The 11-plus was a result of major changes which took place in English and Welsh education in the years up to 1944. In particular, the Hadow Report of 1926 called for the division of primary and secondary education to take place on the cusp of adolescence at 11 or 12. The implementation of this break by the Butler Act seemed to offer an ideal opportunity to implement streaming, since all children would be changing school anyway. Thus testing at 11 emerged largely as an historical accident, without other specific reasons for testing at that age.

The test, composed of Maths, English and Verbal Reasoning could not be passed by 10-year-olds who had not been trained for the test. Martin Stephen a former High Master of Manchester Grammar School asserted on BBC Radio 4's The Moral Maze that no child who had not seen the verbal reasoning tests that formed the basis of the 11-plus before attempting them would have a "hope in hell" of passing them, and he had dispensed with the 11-plus as "worthless". Instead he used personal interviews. Children in school were drilled in the 11-plus until it was "coming out of their ears". Families had to play the system, little booklets were available from local newsagents that showed how to pass the exam and contained many past papers with all the answers provided, which the children then learned by rote.

Criticism of the 11-plus arose on a number of grounds, though many related more to the wider education system than to academic selection generally or the 11-plus specifically. The proportions of schoolchildren gaining a place at a grammar school varied by location and sex. 35% of pupils in the South West of England secured grammar school places as opposed to 10% in Nottinghamshire. In some areas, because of the continuance of single-sex schooling in those areas, there were sometimes fewer places for girls than for boys. Some areas were coeducational and had equal number of places for each sex.

Critics of the 11-plus also claimed that there was a strong class bias in the exam. JWB Douglas, studying the question in 1957, found that children on the borderline of passing were more likely to get grammar school places if they came from middle-class families. For example, questions about the role of household servants or classical composers were far easier for middle-class children to answer than for those from less wealthy or less educated backgrounds. In response, the 11-plus was redesigned during the 1960s to be more like an IQ test. However, even after this modification, grammar schools were largely attended by middle-class children while secondary modern schools were attended by mostly working-class children. By testing cognitive skills the child's innate ability is evaluated as a predictor to future academic performance and is largely independent of background and support . The problem lies with the testing of academic subjects, such as Maths and English, where a child from a working class background with a less supportive school and less educated parents is being measured on their learning environment instead of potential to succeed .
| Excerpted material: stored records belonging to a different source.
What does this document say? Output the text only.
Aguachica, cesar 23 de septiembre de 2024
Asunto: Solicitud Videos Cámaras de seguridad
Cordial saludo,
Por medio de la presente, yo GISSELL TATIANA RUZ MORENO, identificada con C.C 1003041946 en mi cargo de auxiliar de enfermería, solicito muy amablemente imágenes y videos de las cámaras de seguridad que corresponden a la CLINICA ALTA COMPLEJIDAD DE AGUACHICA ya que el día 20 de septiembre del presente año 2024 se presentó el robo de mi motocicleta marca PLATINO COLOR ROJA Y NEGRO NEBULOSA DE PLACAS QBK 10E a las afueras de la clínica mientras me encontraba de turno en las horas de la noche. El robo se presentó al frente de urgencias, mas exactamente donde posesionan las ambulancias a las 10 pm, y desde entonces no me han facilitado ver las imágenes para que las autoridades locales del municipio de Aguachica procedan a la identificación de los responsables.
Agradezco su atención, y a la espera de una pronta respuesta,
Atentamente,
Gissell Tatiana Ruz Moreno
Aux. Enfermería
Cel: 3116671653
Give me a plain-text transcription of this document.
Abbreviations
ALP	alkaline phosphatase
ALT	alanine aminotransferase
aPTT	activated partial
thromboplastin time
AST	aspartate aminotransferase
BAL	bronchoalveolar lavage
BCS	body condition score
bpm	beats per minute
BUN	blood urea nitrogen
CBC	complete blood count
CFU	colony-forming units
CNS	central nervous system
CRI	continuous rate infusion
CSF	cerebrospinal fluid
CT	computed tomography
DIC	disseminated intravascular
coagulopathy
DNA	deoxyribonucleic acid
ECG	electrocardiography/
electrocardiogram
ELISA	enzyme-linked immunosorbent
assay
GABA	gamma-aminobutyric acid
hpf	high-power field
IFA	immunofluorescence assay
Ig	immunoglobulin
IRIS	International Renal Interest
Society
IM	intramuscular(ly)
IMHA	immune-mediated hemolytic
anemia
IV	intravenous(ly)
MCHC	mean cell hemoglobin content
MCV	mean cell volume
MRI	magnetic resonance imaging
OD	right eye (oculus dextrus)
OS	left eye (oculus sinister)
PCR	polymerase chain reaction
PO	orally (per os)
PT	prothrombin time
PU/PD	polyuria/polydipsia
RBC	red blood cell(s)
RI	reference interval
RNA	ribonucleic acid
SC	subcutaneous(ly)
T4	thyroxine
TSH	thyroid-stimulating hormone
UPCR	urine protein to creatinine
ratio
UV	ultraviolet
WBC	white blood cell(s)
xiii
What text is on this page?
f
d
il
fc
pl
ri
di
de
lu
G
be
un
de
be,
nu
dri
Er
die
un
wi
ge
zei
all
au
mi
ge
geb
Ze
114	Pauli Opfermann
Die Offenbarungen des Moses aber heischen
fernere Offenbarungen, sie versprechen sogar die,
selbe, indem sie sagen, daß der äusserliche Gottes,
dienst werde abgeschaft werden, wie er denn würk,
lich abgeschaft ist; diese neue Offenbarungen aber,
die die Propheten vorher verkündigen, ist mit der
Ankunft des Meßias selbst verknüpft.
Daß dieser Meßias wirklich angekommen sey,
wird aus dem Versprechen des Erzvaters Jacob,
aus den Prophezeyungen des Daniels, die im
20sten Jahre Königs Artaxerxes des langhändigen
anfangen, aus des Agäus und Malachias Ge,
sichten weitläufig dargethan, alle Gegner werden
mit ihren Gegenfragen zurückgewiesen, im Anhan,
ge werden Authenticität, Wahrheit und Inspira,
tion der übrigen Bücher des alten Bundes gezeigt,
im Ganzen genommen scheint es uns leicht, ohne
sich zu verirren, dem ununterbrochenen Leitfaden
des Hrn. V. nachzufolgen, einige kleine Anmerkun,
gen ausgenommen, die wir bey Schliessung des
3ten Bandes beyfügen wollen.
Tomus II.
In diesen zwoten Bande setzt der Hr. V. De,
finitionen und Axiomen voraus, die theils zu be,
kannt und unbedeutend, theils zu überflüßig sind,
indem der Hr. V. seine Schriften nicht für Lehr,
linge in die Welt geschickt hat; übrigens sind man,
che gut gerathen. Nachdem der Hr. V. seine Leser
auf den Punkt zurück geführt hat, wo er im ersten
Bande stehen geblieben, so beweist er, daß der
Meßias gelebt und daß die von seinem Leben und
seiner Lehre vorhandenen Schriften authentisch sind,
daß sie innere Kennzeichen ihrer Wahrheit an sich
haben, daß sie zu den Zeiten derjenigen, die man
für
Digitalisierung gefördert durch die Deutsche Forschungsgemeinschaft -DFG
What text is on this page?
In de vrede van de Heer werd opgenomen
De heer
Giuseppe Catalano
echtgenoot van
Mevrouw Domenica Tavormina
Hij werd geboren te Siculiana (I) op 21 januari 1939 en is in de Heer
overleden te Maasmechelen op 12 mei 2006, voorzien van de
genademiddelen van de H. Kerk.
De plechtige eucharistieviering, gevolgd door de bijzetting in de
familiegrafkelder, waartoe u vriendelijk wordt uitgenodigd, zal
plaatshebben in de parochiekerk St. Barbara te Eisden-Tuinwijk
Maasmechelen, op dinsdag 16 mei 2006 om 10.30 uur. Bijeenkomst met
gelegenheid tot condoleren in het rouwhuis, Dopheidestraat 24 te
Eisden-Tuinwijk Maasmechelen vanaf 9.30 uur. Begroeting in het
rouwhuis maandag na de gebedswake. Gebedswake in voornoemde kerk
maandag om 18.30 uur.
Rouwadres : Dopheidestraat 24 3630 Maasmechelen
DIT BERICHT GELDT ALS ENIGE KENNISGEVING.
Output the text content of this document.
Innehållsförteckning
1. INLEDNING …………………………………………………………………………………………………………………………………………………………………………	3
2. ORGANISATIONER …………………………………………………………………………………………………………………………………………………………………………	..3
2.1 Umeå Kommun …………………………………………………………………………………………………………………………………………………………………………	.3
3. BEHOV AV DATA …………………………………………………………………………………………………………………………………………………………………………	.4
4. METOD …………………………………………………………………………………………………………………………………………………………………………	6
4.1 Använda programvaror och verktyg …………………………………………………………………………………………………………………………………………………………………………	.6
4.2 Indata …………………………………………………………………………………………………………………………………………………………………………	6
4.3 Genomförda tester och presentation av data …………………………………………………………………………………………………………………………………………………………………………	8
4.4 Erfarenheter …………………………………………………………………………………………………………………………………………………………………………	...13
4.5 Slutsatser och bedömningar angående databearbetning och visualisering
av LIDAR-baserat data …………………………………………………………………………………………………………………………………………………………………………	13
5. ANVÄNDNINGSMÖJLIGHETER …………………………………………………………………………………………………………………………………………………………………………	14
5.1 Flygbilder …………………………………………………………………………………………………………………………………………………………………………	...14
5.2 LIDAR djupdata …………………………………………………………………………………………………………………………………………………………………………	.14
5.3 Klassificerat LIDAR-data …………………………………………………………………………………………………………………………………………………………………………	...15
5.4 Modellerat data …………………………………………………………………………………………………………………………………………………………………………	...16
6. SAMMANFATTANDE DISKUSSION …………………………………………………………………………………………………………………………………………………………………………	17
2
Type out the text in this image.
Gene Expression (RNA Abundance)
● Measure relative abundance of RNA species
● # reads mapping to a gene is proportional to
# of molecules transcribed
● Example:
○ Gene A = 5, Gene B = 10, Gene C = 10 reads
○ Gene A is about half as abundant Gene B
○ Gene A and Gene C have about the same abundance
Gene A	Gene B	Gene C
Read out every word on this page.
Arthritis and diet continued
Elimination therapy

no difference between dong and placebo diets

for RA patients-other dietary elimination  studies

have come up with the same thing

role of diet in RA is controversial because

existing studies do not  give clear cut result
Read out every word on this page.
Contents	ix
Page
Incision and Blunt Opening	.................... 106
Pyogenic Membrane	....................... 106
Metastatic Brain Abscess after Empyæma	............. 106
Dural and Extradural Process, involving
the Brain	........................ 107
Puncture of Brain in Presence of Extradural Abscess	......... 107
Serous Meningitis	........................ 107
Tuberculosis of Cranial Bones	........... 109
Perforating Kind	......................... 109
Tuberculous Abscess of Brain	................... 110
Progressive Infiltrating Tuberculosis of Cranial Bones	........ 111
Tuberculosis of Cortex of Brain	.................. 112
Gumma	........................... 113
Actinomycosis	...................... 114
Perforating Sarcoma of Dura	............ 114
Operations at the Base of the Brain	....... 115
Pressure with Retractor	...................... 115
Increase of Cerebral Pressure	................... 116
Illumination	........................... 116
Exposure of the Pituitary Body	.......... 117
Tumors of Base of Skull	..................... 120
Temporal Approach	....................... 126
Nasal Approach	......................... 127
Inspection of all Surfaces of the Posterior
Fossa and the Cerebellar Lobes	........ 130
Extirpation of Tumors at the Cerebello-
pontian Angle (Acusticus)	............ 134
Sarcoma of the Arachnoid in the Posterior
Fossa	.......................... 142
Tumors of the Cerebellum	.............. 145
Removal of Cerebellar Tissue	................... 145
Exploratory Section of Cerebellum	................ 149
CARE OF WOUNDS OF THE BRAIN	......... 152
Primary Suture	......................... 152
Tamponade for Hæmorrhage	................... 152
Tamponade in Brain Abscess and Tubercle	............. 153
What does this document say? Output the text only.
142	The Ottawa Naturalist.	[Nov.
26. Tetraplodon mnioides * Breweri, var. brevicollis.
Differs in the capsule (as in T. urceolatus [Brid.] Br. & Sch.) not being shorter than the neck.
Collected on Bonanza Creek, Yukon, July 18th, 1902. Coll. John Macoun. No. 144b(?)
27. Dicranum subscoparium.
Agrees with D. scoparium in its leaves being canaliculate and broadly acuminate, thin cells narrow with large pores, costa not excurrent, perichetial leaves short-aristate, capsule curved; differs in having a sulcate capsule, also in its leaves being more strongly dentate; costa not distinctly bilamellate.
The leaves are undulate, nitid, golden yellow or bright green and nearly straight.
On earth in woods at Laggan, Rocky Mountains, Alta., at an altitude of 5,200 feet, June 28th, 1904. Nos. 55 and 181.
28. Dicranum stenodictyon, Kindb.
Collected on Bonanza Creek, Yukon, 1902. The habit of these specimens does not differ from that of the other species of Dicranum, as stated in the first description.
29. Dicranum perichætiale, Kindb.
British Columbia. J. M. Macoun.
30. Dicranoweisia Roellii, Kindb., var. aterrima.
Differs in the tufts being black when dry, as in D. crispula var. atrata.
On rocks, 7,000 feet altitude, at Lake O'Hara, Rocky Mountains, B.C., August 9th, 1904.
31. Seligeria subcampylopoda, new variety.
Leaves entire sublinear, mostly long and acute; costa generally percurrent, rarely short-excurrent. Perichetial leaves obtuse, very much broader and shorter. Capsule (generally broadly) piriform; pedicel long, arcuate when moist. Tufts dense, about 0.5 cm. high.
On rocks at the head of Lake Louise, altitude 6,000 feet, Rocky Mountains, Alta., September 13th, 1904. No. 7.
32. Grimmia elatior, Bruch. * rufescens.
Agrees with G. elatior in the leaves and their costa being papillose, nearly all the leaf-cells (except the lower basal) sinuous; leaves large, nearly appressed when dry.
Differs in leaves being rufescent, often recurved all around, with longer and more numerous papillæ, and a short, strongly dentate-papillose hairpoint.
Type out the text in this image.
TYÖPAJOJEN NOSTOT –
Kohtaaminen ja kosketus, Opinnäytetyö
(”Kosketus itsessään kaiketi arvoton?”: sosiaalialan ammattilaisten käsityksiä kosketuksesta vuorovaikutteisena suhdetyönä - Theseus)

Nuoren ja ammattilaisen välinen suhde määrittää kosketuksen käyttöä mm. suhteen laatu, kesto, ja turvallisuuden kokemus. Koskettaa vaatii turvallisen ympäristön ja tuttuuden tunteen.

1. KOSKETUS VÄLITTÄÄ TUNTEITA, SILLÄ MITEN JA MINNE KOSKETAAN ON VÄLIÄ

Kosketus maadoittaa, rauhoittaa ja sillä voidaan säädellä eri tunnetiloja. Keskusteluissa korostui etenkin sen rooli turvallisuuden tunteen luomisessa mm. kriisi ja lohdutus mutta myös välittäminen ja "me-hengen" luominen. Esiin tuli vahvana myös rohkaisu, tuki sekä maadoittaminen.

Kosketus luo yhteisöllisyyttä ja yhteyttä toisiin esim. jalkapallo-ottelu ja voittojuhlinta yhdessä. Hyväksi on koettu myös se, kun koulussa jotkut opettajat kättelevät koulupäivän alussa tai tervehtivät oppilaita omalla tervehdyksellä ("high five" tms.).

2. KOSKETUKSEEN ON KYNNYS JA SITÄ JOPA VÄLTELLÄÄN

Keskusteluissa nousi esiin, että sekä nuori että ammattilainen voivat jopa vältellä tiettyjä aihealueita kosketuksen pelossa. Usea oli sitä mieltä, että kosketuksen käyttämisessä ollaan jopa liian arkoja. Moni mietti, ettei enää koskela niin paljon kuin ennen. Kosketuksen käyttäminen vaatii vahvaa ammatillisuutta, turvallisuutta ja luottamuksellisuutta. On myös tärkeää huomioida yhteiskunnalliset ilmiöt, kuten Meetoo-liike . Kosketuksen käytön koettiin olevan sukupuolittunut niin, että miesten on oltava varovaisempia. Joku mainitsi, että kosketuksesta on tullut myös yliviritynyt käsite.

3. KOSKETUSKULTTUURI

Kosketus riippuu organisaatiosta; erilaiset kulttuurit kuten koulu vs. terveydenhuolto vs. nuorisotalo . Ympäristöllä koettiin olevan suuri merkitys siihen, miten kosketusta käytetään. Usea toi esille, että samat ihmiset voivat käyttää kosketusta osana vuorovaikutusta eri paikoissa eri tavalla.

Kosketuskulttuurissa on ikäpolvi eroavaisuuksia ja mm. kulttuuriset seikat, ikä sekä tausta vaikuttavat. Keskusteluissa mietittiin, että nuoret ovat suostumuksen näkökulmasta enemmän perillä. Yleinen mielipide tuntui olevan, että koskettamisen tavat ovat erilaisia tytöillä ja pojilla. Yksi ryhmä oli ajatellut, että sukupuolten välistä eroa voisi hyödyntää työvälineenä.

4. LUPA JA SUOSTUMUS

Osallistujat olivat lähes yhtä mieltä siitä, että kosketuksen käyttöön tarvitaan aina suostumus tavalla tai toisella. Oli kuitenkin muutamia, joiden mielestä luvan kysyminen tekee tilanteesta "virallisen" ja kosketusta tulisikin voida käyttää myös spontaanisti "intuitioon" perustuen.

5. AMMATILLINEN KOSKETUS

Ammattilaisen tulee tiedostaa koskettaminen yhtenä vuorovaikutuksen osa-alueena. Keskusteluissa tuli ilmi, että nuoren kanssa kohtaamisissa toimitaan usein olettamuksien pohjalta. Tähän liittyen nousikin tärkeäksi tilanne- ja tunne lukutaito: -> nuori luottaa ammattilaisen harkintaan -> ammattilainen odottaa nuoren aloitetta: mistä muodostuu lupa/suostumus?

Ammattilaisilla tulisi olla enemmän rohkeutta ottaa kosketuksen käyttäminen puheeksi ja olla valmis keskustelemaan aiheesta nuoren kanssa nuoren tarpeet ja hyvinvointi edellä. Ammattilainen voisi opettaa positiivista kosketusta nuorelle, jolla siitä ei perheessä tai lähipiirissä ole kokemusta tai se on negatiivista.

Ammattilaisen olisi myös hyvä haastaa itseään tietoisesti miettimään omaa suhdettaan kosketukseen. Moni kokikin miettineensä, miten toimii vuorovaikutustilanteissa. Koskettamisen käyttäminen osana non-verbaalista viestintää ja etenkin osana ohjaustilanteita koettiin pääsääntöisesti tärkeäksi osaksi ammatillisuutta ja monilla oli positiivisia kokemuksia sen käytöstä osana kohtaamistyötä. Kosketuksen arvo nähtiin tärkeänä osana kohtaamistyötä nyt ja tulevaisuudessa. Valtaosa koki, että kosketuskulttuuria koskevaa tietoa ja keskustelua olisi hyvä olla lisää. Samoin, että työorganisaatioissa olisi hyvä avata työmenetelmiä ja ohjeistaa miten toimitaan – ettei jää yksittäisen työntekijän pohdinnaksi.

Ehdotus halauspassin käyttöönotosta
Passing – or not passing – the 11-plus was a "defining moment in many lives", with education viewed as "the silver bullet for enhanced social mobility." Richard Hoggart claimed in 1961 that "what happens in thousands of homes is that the 11-plus examination is identified in the minds of parents, not with 'our Jimmy is a clever lad and he's going to have his talents trained', but 'our Jimmy is going to move into another class, he's going to get a white-collar job' or something like that."